The new Malaysian government's show of independence follows prime minister Mahathir Mohamad's promise to review all of the country's "unequal treaties" with China. Many of these involve Belt and Road initiatives, including a $20bn rail link.

China's state-owned oil groups have also suffered setbacks recently. In South Africa, Sinopec lost out to a Glencore-backed bid in the race to acquire Chevron's downstream business, despite being the US company's preferred bidder. The assets, which include a 110,000-barrels-a-day refinery near Cape Town, went for $973m.

That defeat followed another failure by Sinopec in the region. In August 2017, a GE-led consortium pipped the Chinese company to the post for the construction of a 30,000-b/d refinery in western Uganda that will process the country's crude.

Showing nerves

The big question is whether these and other failures to win lucrative contracts suggest growing nervousness about China's sweeping economic ambitions under Belt and Road. Certainly, Sri Lanka's Hambantota Port project has turned into a warning throughout the region. From the very first phase of construction funded by China's Exim Bank with an initial $307m loan at a then exorbitant rate of 6.3%, the project has turned sour.

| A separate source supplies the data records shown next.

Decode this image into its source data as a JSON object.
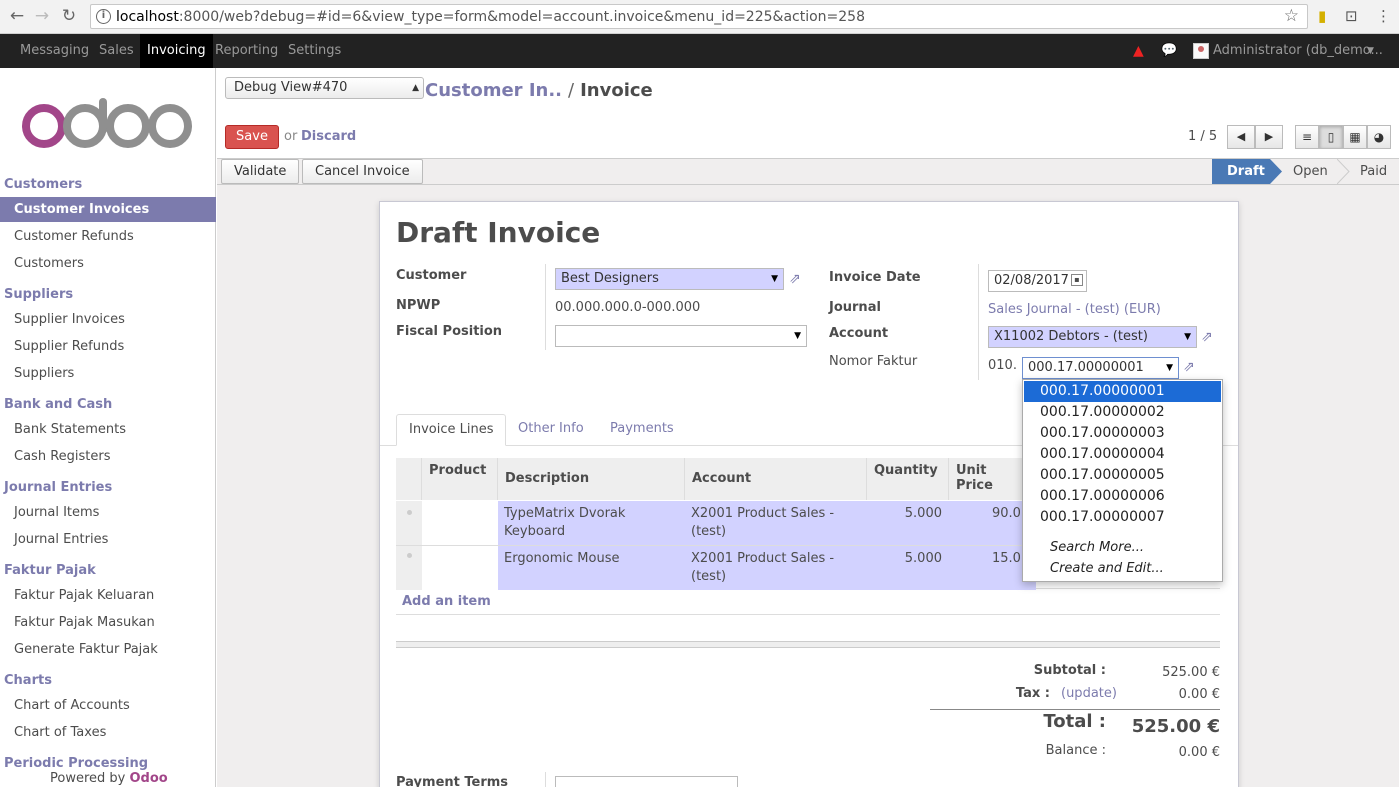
{
  "browser": {
    "url_host": "localhost",
    "url_path": ":8000/web?debug=#id=6&view_type=form&model=account.invoice&menu_id=225&action=258"
  },
  "topbar": {
    "menus": [
      "Messaging",
      "Sales",
      "Invoicing",
      "Reporting",
      "Settings"
    ],
    "active_menu": "Invoicing",
    "user": "Administrator (db_demo..."
  },
  "sidebar": {
    "sections": [
      {
        "title": "Customers",
        "items": [
          "Customer Invoices",
          "Customer Refunds",
          "Customers"
        ]
      },
      {
        "title": "Suppliers",
        "items": [
          "Supplier Invoices",
          "Supplier Refunds",
          "Suppliers"
        ]
      },
      {
        "title": "Bank and Cash",
        "items": [
          "Bank Statements",
          "Cash Registers"
        ]
      },
      {
        "title": "Journal Entries",
        "items": [
          "Journal Items",
          "Journal Entries"
        ]
      },
      {
        "title": "Faktur Pajak",
        "items": [
          "Faktur Pajak Keluaran",
          "Faktur Pajak Masukan",
          "Generate Faktur Pajak"
        ]
      },
      {
        "title": "Charts",
        "items": [
          "Chart of Accounts",
          "Chart of Taxes"
        ]
      },
      {
        "title": "Periodic Processing",
        "items": []
      }
    ],
    "active_item": "Customer Invoices",
    "powered_prefix": "Powered by",
    "powered_brand": "Odoo"
  },
  "control": {
    "debug_view": "Debug View#470",
    "breadcrumb_parent": "Customer In..",
    "breadcrumb_sep": "/",
    "breadcrumb_current": "Invoice",
    "save": "Save",
    "or": "or",
    "discard": "Discard",
    "pager": "1 / 5"
  },
  "statusbar": {
    "buttons": [
      "Validate",
      "Cancel Invoice"
    ],
    "stages": [
      "Draft",
      "Open",
      "Paid"
    ],
    "active_stage": "Draft"
  },
  "form": {
    "title": "Draft Invoice",
    "customer_label": "Customer",
    "customer_value": "Best Designers",
    "npwp_label": "NPWP",
    "npwp_value": "00.000.000.0-000.000",
    "fiscal_label": "Fiscal Position",
    "fiscal_value": "",
    "invoice_date_label": "Invoice Date",
    "invoice_date_value": "02/08/2017",
    "journal_label": "Journal",
    "journal_value": "Sales Journal - (test) (EUR)",
    "account_label": "Account",
    "account_value": "X11002 Debtors - (test)",
    "nomor_label": "Nomor Faktur",
    "nomor_prefix": "010.",
    "nomor_value": "000.17.00000001"
  },
  "tabs": [
    "Invoice Lines",
    "Other Info",
    "Payments"
  ],
  "lines": {
    "headers": [
      "Product",
      "Description",
      "Account",
      "Quantity",
      "Unit Price"
    ],
    "rows": [
      {
        "product": "",
        "description": "TypeMatrix Dvorak Keyboard",
        "account": "X2001 Product Sales - (test)",
        "quantity": "5.000",
        "unit_price": "90.0"
      },
      {
        "product": "",
        "description": "Ergonomic Mouse",
        "account": "X2001 Product Sales - (test)",
        "quantity": "5.000",
        "unit_price": "15.0"
      }
    ],
    "add_item": "Add an item"
  },
  "totals": {
    "subtotal_label": "Subtotal :",
    "subtotal_value": "525.00 €",
    "tax_label": "Tax :",
    "tax_update": "(update)",
    "tax_value": "0.00 €",
    "total_label": "Total :",
    "total_value": "525.00 €",
    "balance_label": "Balance :",
    "balance_value": "0.00 €"
  },
  "payment_terms_label": "Payment Terms",
  "dropdown": {
    "options": [
      "000.17.00000001",
      "000.17.00000002",
      "000.17.00000003",
      "000.17.00000004",
      "000.17.00000005",
      "000.17.00000006",
      "000.17.00000007"
    ],
    "selected": "000.17.00000001",
    "search_more": "Search More...",
    "create_edit": "Create and Edit..."
  }
}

Instead of attracting hundreds of crude oil tankers and other bulk carriers, as the former government predicted, the port proved to be a financial white elephant. In 2017, the current government was forced to hand 80% of the equity to Hong Kong-based conglomerate China Merchant Port Holdings on a 99-year lease. In an investigation, The New York Times described the entire project as a "debt trap".

In total, the port cost $1.4bn, but has barely broken even on revenues of a few million dollars a year. Today it's largely unused. It's now considered likely that Hambantota will become a base for the Chinese navy in a highly strategic area.


The Belt and Road juggernaut continues apace in other regions though. According to President Xi's own assessment, by September, China's outward direct investment exceeded the $60bn mark and has attracted trade with Belt and Road countries of more than $5 trillion.

In early September, Exim Bank, one of the financing vehicles for Belt and Road, agreed a $500m deal to fund a series of modular refineries in the strife-torn Niger Delta of Nigeria. At the same time, China State Construction Engineering won a breakthrough contract to build a $6bn greenfield refining and petrochemicals complex in Egypt.

An alarmed Brussels has just unveiled a response to Belt and Road. Dubbed "Asia Connectivity", Europe's alternative won't saddle countries with debt they can't repay, according to the European Commission. Although discussions have been going on with Asian countries for some time, no specific projects have yet been put on the table, including for oil and gas.

If Malaysia's pipelines were, however, to go ahead under Asia Connectivity, it would certainly be a blow for Belt and Road throughout the region.